4. The Advisory Neighborhood Commissions (ANCs) are the smallest unit of local governance in DC. Each ward is divided into between four and six ANCs, and each ANC has a significant say in what development is approved or blocked in their neighborhood. They are thus important power brokers with which even large developers or municipal officials like Reyes-Gavilan must curry favor. In theory, the ANC structure allows for significant community input into local development. In practice, the people speaking for the community are rarely representative of it: typically older, wealthier, Whiter homeowners with the literacy and free time available to provide input to these meetings. Williams (1988) discussed this process as part of her investigation into an earlier wave of DC gentrification. For a more recent review of similar neighborhood governance dynamics in Boston, see Tissot 2015.
5. The 2000 Children’s Internet Protection Act requires all libraries receiving federal funding to install such filters.
6. Patrons who were relatively new to the library and in need of a quick transaction (e.g., tourists printing out a ticket for the nearby Chinatown buses that go up and down the east coast, date-night couples checking the Regal Gallery Place movie theater schedule) would often walk into the Digital Commons, sit down at an empty PC, try to log on, and stand up flustered before being redirected to the sign-up queue. They were inevitably younger and Whiter than regulars.
7. Interestingly, the word science does not appear in the college’s name, although it does of course appear in the MLS—and the iSchool itself, now my employer, grew to include more “scientific” degree programs such as master’s degrees in human computer interaction and information management and a BS in information science. And though the MLS curriculum in general did shift to include more of a research base, Becca does appear to be projecting her fears over the profession’s future onto the college as a whole.
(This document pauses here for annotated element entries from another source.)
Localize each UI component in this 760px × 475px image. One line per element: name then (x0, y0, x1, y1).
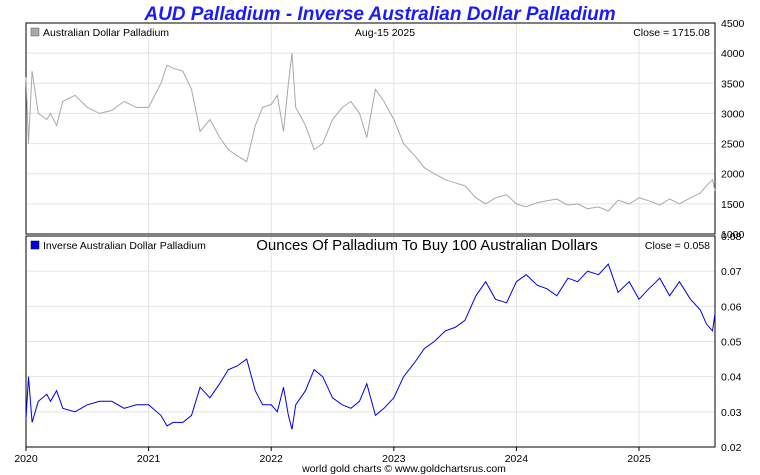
top-grid (25, 22, 715, 235)
footer-credit: world gold charts © www.goldchartsrus.co… (301, 463, 506, 475)
top-y-tick-label: 1000 (721, 229, 745, 241)
top-y-tick-label: 3000 (721, 108, 745, 120)
bottom-y-tick-labels: 0.02 0.03 0.04 0.05 0.06 0.07 0.08 (721, 231, 742, 454)
top-y-tick-labels: 1000 1500 2000 2500 3000 3500 4000 4500 (721, 18, 745, 241)
x-tick-label: 2021 (137, 453, 161, 465)
bottom-frame (25, 235, 716, 448)
top-legend-swatch (30, 27, 40, 37)
top-y-tick-label: 2500 (721, 139, 745, 151)
bottom-y-tick-label: 0.03 (721, 407, 742, 419)
top-legend-label: Australian Dollar Palladium (43, 27, 169, 39)
bottom-y-tick-label: 0.08 (721, 231, 742, 243)
bottom-y-tick-label: 0.06 (721, 301, 742, 313)
chart-title: AUD Palladium - Inverse Australian Dolla… (143, 4, 615, 25)
bottom-legend-swatch (30, 240, 40, 250)
top-y-tick-label: 4000 (721, 48, 745, 60)
bottom-y-tick-label: 0.04 (721, 372, 742, 384)
x-tick-label: 2022 (260, 453, 284, 465)
bottom-subtitle: Ounces Of Palladium To Buy 100 Australia… (256, 237, 598, 254)
top-panel: Australian Dollar Palladium Aug-15 2025 … (25, 18, 745, 241)
bottom-legend-label: Inverse Australian Dollar Palladium (43, 240, 206, 252)
bottom-panel: Inverse Australian Dollar Palladium Ounc… (14, 231, 741, 465)
bottom-y-tick-label: 0.02 (721, 442, 742, 454)
x-tick-label: 2023 (382, 453, 406, 465)
bottom-grid (25, 235, 715, 448)
top-y-tick-label: 4500 (721, 18, 745, 30)
top-frame (25, 22, 716, 235)
x-tick-label: 2025 (627, 453, 651, 465)
x-tick-labels: 2020 2021 2022 2023 2024 2025 (14, 447, 651, 465)
top-y-tick-label: 1500 (721, 199, 745, 211)
x-tick-label: 2020 (14, 453, 38, 465)
bottom-y-tick-label: 0.05 (721, 337, 742, 349)
top-series-line (25, 53, 716, 212)
top-close-label: Close = 1715.08 (633, 27, 710, 39)
top-y-tick-label: 3500 (721, 78, 745, 90)
bottom-y-tick-label: 0.07 (721, 266, 742, 278)
bottom-series-line (25, 263, 716, 430)
date-label: Aug-15 2025 (355, 27, 415, 39)
x-tick-label: 2024 (505, 453, 529, 465)
top-y-tick-label: 2000 (721, 169, 745, 181)
bottom-close-label: Close = 0.058 (645, 240, 710, 252)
8. In many ways, this is a return to form. As Kernochan (2016) notes, the recent turn to foundation funding echoes the early days of US public libraries and their reliance on Gilded Age industrial magnates—most notably Andrew Carnegie—although this time around the funding must be sought through grant competitions.
9. For further discussion of the default whiteness and default professionalism of digital spaces and creative misuse of them by non-White technologists (amateur or professional), see Brock 2020.
10. These interactions repeat all day long, forming a sort of interpersonal representation of institutional neoliberalism and the intimate relationship it fosters between the carceral state and the welfare state.
11. Patrons is of course a generalization. While I spent most of my library fieldwork time with the homeless community, the Friends of the Library—wealthier, organized, politically astute—could and would make demands of the library’s resources that were often granted: space for events, book sales, a conference. This of course did not happen as frequently as they might wish. At an October 2014 presentation by the National Capital Planning Commission addressing how the planned renovations to MLK would affect Mies van der Rohe’s historic architecture, Caroline, the group’s leader, muttered to me that new DCPL Executive Director Richard Reyes-Gavilan’s shout out to the Friends was “window dressing” because the Friends were never consulted, just “talked at.” Neither Caroline nor Bill—another Friend, passionate about teaching digital literacy—lived near MLK, nor did they regularly frequent its collections outside of meetings and events—a stark difference from other, admittedly better funded, Friends groups associated with specific branches.
12. The name is a recent coinage by the local Business Improvement District for the neighborhood north of Massachusetts Avenue NW, alien to DC natives.